The Mortgage Practitioner
The Mortgage Practitioner is in Basildon and at first glance this also looked like a fairly simple site. The proposition is all around personal service, including a personal message from the firm's principal complete with photograph (“OK I know I'm not Brad Pitt,” he says, “but at least you will know the face of the person you're talking to”). The guide to mortgages offers click-throughs to a fair bit of information although some of it is in lumpy text which could do with breaking up. The main menu also has an option to “go to my automated mortgage website”. This takes you to a Mortgage 2000 white label site. There's loads of stuff here, getting good points for content and interactivity but losing in character and personal approach.
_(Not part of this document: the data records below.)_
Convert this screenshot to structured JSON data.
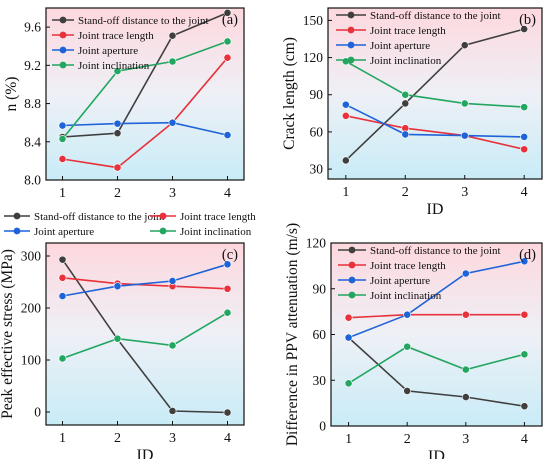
{
  "series_colors": [
    "#3f3f3f",
    "#e8313a",
    "#1f63d8",
    "#22a660"
  ],
  "chart_data": [
    {
      "type": "line",
      "panel_label": "(a)",
      "xlabel": "",
      "ylabel": "n (%)",
      "x": [
        1,
        2,
        3,
        4
      ],
      "xlim": [
        0.7,
        4.3
      ],
      "ylim": [
        8.0,
        9.8
      ],
      "yticks": [
        8.0,
        8.4,
        8.8,
        9.2,
        9.6
      ],
      "yticks_labels": [
        "8.0",
        "8.4",
        "8.8",
        "9.2",
        "9.6"
      ],
      "legend_position": "top-left",
      "series": [
        {
          "name": "Stand-off distance to the joint",
          "values": [
            8.45,
            8.49,
            9.51,
            9.75
          ]
        },
        {
          "name": "Joint trace length",
          "values": [
            8.22,
            8.13,
            8.6,
            9.28
          ]
        },
        {
          "name": "Joint aperture",
          "values": [
            8.57,
            8.59,
            8.6,
            8.47
          ]
        },
        {
          "name": "Joint inclination",
          "values": [
            8.43,
            9.14,
            9.24,
            9.45
          ]
        }
      ]
    },
    {
      "type": "line",
      "panel_label": "(b)",
      "xlabel": "ID",
      "ylabel": "Crack length (cm)",
      "x": [
        1,
        2,
        3,
        4
      ],
      "xlim": [
        0.7,
        4.3
      ],
      "ylim": [
        22,
        160
      ],
      "yticks": [
        30,
        60,
        90,
        120,
        150
      ],
      "yticks_labels": [
        "30",
        "60",
        "90",
        "120",
        "150"
      ],
      "legend_position": "top-left",
      "series": [
        {
          "name": "Stand-off distance to the joint",
          "values": [
            37,
            83,
            130,
            143
          ]
        },
        {
          "name": "Joint trace length",
          "values": [
            73,
            63,
            57,
            46
          ]
        },
        {
          "name": "Joint aperture",
          "values": [
            82,
            58,
            57,
            56
          ]
        },
        {
          "name": "Joint inclination",
          "values": [
            117,
            90,
            83,
            80
          ]
        }
      ]
    },
    {
      "type": "line",
      "panel_label": "(c)",
      "xlabel": "ID",
      "ylabel": "Peak effective stress (MPa)",
      "x": [
        1,
        2,
        3,
        4
      ],
      "xlim": [
        0.7,
        4.3
      ],
      "ylim": [
        -25,
        325
      ],
      "yticks": [
        0,
        100,
        200,
        300
      ],
      "yticks_labels": [
        "0",
        "100",
        "200",
        "300"
      ],
      "legend_position": "top",
      "series": [
        {
          "name": "Stand-off distance to the joint",
          "values": [
            293,
            140,
            2,
            -1
          ]
        },
        {
          "name": "Joint trace length",
          "values": [
            258,
            247,
            242,
            237
          ]
        },
        {
          "name": "Joint aperture",
          "values": [
            223,
            242,
            252,
            284
          ]
        },
        {
          "name": "Joint inclination",
          "values": [
            103,
            141,
            128,
            191
          ]
        }
      ]
    },
    {
      "type": "line",
      "panel_label": "(d)",
      "xlabel": "ID",
      "ylabel": "Difference in PPV attenuation (m/s)",
      "x": [
        1,
        2,
        3,
        4
      ],
      "xlim": [
        0.7,
        4.3
      ],
      "ylim": [
        0,
        120
      ],
      "yticks": [
        0,
        30,
        60,
        90,
        120
      ],
      "yticks_labels": [
        "0",
        "30",
        "60",
        "90",
        "120"
      ],
      "legend_position": "top-left",
      "series": [
        {
          "name": "Stand-off distance to the joint",
          "values": [
            58,
            23,
            19,
            13
          ]
        },
        {
          "name": "Joint trace length",
          "values": [
            71,
            73,
            73,
            73
          ]
        },
        {
          "name": "Joint aperture",
          "values": [
            58,
            73,
            100,
            108
          ]
        },
        {
          "name": "Joint inclination",
          "values": [
            28,
            52,
            37,
            47
          ]
        }
      ]
    }
  ]
}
With Apple Loans I've headed back to the seaside – Leigh-on-Sea. Apple Loans says its a firm of remortgage and loan specialists and its website is utterly single-minded. The focus for the site is to get visitors to contact the firm, preferably by completing the online enquiry form. Consequently, there's a big telephone number plus four 'apply now' links on the homepage and links on other pages too. There's even the carrot of a monthly prize draw for a Red Letter Day to encourage response. The bright red of the colour scheme helps as well. On the downside, there's no product or borrower information and no calculator. The FAQs, which need indexing, are reasonable although some of the explanations are a bit confusing.